The fact that our phones now contain hour-by-hour breakdowns of temperature and likelihood of precipitation means we can be well-informed and well-prepared. But these forecasts are coming at a greater cost than we know, and they’re not always right.
On Monday, a post on Google’s AI blog shared a machine learning method the company is developing for weather prediction. Google calls the technique “nowcasting” because it’s set up to predict weather zero to six hours ahead of time, and is focused around weather events like thunderstorms that can quickly morph from clear skies to heavy rains to gusting wind and back again.
By simplifying its methodology and actually using less data than existing forecasting techniques, the company believes it can give us accurate, timely weather predictions, especially ones relating to precipitation.
One of the biggest problems with existing forecasting is the amount of data it incorporates, and the amount of computing power needed to process and make sense of all that data. The US National Oceanic and Atmospheric Administration (NOAA) alone collects 100 terabytes of data per day. It’s input to forecasting models that simulate everything from atmospheric dynamics and thermal radiation to lake and ocean effects.

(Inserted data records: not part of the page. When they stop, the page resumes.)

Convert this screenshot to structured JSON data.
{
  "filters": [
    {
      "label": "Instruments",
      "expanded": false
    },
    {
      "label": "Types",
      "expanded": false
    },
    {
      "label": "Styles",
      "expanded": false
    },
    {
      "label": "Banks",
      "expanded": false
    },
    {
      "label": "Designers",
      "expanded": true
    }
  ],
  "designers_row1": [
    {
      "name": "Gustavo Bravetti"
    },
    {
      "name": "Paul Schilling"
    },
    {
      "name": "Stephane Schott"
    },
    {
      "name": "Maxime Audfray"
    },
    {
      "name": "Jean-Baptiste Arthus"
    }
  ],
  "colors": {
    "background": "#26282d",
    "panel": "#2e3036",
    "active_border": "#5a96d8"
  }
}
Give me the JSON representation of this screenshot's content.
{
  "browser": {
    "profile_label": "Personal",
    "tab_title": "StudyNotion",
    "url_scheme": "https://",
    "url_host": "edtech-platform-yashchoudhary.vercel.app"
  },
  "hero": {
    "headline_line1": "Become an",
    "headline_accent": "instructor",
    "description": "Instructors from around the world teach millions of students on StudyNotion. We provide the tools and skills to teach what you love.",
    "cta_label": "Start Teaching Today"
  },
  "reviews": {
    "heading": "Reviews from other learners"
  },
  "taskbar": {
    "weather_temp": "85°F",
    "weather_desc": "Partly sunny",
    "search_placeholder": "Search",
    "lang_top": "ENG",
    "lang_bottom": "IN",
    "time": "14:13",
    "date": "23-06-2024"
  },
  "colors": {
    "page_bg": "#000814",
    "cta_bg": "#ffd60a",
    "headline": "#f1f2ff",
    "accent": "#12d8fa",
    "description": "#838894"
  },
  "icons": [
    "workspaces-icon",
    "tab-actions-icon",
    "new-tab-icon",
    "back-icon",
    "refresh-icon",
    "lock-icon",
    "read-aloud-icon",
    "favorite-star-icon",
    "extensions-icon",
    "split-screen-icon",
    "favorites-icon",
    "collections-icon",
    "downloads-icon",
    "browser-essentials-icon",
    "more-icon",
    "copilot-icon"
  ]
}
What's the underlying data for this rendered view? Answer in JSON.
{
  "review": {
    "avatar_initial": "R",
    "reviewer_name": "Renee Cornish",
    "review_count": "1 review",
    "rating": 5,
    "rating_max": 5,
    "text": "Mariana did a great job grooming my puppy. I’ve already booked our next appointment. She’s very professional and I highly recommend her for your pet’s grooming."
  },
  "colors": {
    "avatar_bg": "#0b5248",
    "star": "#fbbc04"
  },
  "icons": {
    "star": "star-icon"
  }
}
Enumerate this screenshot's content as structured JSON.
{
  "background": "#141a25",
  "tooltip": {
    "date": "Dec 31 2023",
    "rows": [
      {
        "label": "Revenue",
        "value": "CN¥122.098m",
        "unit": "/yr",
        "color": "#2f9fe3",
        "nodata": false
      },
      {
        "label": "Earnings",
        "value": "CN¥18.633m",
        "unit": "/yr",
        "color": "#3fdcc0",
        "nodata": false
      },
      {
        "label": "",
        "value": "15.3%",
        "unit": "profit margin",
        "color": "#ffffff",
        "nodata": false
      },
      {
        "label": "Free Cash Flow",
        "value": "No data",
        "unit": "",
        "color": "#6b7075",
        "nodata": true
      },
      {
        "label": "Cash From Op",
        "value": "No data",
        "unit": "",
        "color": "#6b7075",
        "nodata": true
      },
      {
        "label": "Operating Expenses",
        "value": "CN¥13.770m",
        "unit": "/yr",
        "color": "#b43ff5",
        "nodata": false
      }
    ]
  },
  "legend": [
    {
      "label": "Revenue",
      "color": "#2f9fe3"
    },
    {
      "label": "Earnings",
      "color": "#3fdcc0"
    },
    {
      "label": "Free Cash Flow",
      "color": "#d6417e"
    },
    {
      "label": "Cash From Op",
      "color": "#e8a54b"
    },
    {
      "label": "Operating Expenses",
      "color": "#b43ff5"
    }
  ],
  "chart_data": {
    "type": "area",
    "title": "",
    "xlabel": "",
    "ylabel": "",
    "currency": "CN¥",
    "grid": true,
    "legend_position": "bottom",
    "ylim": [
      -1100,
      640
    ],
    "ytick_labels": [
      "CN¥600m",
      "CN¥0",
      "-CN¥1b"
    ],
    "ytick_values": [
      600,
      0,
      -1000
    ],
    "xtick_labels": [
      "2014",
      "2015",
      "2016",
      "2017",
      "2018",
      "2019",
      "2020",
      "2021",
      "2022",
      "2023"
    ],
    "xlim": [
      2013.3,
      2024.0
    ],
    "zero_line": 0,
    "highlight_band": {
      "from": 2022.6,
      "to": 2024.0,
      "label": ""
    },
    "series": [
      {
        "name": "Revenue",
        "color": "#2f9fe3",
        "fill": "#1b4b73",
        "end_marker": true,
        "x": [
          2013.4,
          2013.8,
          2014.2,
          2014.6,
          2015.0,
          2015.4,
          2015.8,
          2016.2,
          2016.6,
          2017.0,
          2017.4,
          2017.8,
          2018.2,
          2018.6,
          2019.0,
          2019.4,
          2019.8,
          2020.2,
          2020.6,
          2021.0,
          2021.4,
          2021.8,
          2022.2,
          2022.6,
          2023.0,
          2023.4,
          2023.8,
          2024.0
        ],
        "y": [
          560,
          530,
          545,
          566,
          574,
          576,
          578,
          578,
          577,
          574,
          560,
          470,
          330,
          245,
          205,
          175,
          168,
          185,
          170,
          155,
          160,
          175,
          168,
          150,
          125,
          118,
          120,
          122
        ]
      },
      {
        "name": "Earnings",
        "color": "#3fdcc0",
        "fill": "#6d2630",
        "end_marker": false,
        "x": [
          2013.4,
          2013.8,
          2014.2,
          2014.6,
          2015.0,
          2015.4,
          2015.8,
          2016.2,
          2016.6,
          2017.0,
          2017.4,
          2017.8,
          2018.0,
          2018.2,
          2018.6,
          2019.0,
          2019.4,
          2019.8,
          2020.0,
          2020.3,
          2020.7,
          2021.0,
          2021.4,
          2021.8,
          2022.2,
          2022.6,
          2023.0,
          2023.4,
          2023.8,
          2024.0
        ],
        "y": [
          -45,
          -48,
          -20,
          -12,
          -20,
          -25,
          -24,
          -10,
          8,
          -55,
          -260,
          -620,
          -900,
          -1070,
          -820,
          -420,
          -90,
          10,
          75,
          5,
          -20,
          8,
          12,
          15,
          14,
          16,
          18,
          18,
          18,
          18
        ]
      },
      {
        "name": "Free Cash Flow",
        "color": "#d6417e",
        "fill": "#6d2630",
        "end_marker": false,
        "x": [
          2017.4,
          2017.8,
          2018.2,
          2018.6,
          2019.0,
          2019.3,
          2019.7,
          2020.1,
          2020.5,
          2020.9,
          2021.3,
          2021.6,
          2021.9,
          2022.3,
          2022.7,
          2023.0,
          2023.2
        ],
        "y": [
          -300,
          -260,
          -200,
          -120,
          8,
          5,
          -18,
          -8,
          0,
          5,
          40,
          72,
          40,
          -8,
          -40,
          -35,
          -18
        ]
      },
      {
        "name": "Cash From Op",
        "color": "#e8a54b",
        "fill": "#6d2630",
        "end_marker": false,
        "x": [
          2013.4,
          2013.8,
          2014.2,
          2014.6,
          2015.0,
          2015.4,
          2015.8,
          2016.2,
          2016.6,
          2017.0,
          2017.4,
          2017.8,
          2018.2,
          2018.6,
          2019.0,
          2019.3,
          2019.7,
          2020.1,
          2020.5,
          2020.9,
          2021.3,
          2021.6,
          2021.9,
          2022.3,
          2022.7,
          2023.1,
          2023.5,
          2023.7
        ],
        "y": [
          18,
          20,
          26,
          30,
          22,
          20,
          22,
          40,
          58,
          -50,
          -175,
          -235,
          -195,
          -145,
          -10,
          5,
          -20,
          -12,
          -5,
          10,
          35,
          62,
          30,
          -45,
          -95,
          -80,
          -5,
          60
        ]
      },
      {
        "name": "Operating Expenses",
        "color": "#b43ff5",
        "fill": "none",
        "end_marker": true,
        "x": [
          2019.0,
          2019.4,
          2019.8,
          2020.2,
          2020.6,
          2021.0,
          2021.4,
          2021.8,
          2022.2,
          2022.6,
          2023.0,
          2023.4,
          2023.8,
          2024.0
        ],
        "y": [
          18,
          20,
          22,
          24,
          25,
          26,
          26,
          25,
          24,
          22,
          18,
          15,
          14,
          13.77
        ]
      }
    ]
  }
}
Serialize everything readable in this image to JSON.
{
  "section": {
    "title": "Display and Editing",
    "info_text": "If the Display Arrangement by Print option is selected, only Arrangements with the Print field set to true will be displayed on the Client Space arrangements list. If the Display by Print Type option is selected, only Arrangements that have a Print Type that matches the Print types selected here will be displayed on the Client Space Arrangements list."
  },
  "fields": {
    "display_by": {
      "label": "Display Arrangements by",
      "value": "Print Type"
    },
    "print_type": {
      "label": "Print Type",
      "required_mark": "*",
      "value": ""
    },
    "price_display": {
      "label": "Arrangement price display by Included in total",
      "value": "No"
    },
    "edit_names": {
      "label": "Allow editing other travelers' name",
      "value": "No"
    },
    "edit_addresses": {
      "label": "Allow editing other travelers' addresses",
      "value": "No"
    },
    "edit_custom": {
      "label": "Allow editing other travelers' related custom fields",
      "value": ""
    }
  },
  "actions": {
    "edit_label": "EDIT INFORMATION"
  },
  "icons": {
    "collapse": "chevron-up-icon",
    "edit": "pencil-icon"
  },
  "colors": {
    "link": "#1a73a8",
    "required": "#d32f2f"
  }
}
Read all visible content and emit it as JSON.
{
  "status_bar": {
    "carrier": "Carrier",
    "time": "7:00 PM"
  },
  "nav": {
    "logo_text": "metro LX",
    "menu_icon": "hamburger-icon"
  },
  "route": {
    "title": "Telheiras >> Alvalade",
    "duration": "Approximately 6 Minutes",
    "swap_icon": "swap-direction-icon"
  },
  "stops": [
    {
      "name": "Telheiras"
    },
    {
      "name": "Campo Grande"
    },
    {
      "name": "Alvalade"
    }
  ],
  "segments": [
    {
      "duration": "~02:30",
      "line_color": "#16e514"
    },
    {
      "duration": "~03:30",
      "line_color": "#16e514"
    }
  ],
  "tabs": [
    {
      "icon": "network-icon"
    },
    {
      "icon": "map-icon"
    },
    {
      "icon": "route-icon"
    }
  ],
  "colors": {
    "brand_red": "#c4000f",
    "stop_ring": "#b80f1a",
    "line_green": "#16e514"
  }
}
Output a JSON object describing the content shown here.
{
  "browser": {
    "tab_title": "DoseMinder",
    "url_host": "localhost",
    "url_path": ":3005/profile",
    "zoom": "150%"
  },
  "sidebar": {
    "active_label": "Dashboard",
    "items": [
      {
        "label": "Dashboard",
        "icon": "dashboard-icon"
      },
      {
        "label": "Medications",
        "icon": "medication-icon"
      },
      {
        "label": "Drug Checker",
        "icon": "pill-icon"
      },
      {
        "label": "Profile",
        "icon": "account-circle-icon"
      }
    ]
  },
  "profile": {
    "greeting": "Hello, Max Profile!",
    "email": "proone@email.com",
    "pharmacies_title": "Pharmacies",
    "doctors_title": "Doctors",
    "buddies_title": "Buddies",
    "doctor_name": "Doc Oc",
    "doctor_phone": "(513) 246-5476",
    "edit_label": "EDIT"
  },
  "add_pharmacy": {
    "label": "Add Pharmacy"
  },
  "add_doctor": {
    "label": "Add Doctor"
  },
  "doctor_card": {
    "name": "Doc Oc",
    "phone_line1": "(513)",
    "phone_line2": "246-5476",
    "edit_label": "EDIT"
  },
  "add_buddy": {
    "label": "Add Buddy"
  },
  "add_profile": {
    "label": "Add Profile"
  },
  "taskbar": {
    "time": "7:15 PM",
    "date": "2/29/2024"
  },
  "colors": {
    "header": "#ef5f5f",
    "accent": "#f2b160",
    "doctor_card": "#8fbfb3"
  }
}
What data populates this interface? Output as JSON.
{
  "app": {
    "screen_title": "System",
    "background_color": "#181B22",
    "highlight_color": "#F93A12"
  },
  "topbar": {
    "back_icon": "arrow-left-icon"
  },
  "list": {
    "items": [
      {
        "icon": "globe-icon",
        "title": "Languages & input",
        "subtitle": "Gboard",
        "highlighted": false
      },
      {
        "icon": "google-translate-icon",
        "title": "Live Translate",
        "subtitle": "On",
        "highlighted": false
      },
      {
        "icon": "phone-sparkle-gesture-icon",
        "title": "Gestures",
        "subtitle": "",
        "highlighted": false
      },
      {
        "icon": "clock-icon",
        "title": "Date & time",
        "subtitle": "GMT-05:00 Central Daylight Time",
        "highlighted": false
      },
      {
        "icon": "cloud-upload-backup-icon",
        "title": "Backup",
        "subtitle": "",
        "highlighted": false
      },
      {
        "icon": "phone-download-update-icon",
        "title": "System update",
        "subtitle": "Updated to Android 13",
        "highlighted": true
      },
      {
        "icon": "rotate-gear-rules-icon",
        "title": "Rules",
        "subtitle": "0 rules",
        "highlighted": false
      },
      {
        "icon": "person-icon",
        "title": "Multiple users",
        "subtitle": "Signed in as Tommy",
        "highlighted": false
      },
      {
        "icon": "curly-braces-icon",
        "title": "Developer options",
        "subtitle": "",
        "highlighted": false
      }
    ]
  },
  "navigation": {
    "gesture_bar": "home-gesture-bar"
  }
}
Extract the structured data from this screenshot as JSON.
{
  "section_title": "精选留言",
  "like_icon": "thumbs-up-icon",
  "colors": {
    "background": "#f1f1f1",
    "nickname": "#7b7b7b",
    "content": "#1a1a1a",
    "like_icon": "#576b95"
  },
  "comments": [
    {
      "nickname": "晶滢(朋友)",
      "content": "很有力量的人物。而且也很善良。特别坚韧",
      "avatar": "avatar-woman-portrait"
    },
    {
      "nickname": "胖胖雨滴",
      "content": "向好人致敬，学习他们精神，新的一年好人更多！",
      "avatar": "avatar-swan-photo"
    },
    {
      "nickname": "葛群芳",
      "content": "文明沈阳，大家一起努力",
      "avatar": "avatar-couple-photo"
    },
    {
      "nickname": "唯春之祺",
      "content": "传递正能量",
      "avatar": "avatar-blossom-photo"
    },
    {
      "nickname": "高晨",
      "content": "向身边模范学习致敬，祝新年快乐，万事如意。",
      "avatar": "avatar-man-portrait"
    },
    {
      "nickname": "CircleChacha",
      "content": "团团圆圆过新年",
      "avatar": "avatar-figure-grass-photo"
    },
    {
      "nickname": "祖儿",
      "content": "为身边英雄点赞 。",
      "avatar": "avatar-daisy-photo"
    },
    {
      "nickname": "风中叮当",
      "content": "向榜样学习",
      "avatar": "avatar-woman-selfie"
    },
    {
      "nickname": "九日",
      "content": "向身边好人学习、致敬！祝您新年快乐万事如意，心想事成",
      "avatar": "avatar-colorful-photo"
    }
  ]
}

The forecasting engines run on supercomputers, but they’re limited by their heavy need for computing power. According to Google’s blog post, computational demands limit weather prediction to a spatial resolution of about 5 kilometers (3.1 miles), and the simulations take several hours to run. If, for example, it takes six hours to compute a forecast, that allows only three to four runs per day and results in forecasts based on data that’s six hours old or more.
Google presents its method as being far simpler, describing it as highly localized, data-driven, physics-free, and low-latency. Essentially, the method turns weather forecasting into a computer vision problem; based on progressive images of the formation and movement of clouds over a short time period, a machine learning algorithm predicts how the pattern will evolve over the subsequent few hours.
Specifically, Google uses a convolutional neural network (CNN), a type of deep learning algorithm whose architecture is particularly conducive to image analysis. The “physics-free” descriptor means the neural network learns only from its training data and doesn’t incorporate knowledge of how the atmosphere works; all it has to go off of are patterns it identifies in the images it’s fed.
Google points out that from a computing power perspective, this method is much more economical than existing forecast techniques, especially once the model is already trained. The company claims its algorithm can generate forecasts that have a one-kilometer resolution with a latency of five to ten minutes.
When compared to three common forecasting models—the NOAA’s high resolution rapid refresh numerical forecast, an optical flow algorithm, and a persistence model—Google claims the precision of its method outperformed all of these for prediction timespans of less than five to six hours, emphasizing that low latency makes its predictions “effectively instantaneous.”
So instead of checking the weather on our phones a couple times a day or every few hours, it may not be long before we can access accurate forecasts every minute.
We could also just look out the window—or put our phones down and go for a walk outside.